By Rick Seifert
Among the many discoveries of social distancing is a new awareness of time and place. While our focus on time has softened these past weeks, our perception of place has sharpened.
We often ask ourselves what day it is. Weekdays meld into weekends. Wednesday might as well be Saturday and vice versa. We’re more attuned to time’s fluidity. Social distancing pulls us into natural, unmeasured time -- freed of minutes and hours and the names of days. The medical experts and government officials have forced us to adjust our expectations about time and deadlines. How long will this “shutdown” last? It depends. Viruses and fickle human behavior force us to reset our clocks and calendars. Experts also tell us that we should “keep to a schedule” during our isolation. That’s good advice, but every so often we risk freedom from our schedules. If we free ourselves, we often experience new awareness and even spontaneity. Nature, including the microscopic world, has its own rhythms. Now we are learning just how drastically our plans are at the mercy of nature’s syncopations. Another discovery about time has to do with appreciating this place for what it is now, what it once was, and yes, for what it might be in the future.

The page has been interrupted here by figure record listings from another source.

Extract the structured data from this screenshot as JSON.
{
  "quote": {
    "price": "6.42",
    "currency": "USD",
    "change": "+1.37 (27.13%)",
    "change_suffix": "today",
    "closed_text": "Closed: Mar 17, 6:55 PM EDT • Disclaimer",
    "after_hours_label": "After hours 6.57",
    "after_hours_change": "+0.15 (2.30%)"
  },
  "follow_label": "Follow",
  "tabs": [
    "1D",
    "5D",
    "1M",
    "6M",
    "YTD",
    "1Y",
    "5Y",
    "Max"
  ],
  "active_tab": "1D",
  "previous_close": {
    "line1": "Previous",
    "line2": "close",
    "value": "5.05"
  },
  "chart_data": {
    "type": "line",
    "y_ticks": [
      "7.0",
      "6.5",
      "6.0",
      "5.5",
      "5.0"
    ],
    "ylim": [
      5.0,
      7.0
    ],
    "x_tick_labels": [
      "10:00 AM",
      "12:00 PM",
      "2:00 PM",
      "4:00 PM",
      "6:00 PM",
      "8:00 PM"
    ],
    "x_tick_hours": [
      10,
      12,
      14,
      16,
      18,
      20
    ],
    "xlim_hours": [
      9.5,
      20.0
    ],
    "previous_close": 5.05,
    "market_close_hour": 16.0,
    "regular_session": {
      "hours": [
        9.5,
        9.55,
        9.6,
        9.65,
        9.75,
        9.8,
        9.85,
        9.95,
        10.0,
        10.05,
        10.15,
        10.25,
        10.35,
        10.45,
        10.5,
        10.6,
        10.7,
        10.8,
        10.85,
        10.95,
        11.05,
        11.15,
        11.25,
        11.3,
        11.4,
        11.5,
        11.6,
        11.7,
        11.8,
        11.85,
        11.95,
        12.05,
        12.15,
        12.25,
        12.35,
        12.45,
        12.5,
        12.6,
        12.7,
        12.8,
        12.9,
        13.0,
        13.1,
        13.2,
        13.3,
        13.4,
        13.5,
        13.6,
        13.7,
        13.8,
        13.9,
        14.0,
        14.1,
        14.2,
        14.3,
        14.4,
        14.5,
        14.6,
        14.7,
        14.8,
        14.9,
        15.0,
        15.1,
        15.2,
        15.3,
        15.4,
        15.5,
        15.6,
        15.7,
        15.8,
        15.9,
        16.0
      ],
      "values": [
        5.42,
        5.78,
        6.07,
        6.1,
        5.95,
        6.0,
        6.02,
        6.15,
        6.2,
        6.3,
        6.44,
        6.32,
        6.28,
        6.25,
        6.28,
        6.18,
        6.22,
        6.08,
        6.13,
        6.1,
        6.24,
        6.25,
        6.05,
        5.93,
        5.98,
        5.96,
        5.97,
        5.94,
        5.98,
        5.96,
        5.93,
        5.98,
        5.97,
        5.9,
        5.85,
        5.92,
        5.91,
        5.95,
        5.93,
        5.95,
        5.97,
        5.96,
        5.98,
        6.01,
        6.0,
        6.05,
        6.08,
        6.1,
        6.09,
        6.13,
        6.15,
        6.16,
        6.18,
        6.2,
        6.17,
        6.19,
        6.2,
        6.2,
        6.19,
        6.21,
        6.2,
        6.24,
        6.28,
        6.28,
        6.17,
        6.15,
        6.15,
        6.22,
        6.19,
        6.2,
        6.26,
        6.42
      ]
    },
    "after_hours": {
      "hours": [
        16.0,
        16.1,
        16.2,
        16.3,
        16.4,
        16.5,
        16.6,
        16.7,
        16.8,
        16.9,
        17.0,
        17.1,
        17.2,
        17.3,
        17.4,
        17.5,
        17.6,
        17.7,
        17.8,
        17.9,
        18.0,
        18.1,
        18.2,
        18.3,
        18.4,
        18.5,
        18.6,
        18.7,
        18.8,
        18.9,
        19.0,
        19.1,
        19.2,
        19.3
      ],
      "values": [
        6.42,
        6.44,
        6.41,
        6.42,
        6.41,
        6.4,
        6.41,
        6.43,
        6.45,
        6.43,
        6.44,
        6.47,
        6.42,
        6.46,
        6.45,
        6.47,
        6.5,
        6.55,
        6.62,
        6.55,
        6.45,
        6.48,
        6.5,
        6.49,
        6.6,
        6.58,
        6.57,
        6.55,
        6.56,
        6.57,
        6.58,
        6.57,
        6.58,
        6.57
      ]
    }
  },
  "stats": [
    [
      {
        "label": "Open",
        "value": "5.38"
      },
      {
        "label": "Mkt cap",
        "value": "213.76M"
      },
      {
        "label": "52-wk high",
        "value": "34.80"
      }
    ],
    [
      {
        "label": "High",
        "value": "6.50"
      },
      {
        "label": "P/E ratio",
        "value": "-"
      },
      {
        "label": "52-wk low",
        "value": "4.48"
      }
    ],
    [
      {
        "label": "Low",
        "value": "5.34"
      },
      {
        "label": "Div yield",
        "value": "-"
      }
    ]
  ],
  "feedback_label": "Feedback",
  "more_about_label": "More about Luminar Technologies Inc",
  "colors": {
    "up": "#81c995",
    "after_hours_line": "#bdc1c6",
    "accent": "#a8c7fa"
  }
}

What do you miss? How can you help restore what was? How can you, in your new awareness, make things better? Hillsdale has been my home for 30 years. Now, on my daily walks in this stilled place, I see it across time. A mere 300 years ago, it was nearly as quiet as this. In my own time here, I recall vacant lots and muddy trails where now there are houses, condos and sidewalks. Where once there was a mechanics garage, there’s now a ballet studio. A garbage transfer station is now an apartment building for seniors. I know an elderly woman who grew up in a farmhouse that stood where Wilson High School now is. I greet neighbors whom I remember as young but are now graying and slowly leathering into middle age. My own graying and leathering, they notice, has progressed to balding and slowing. We nod to each other in passing, sharing a wisdom about time, age and change. Yes, this is an often frustrating, even frightening, time of confinement but it is also much, much more. It can be an awakening to time and place.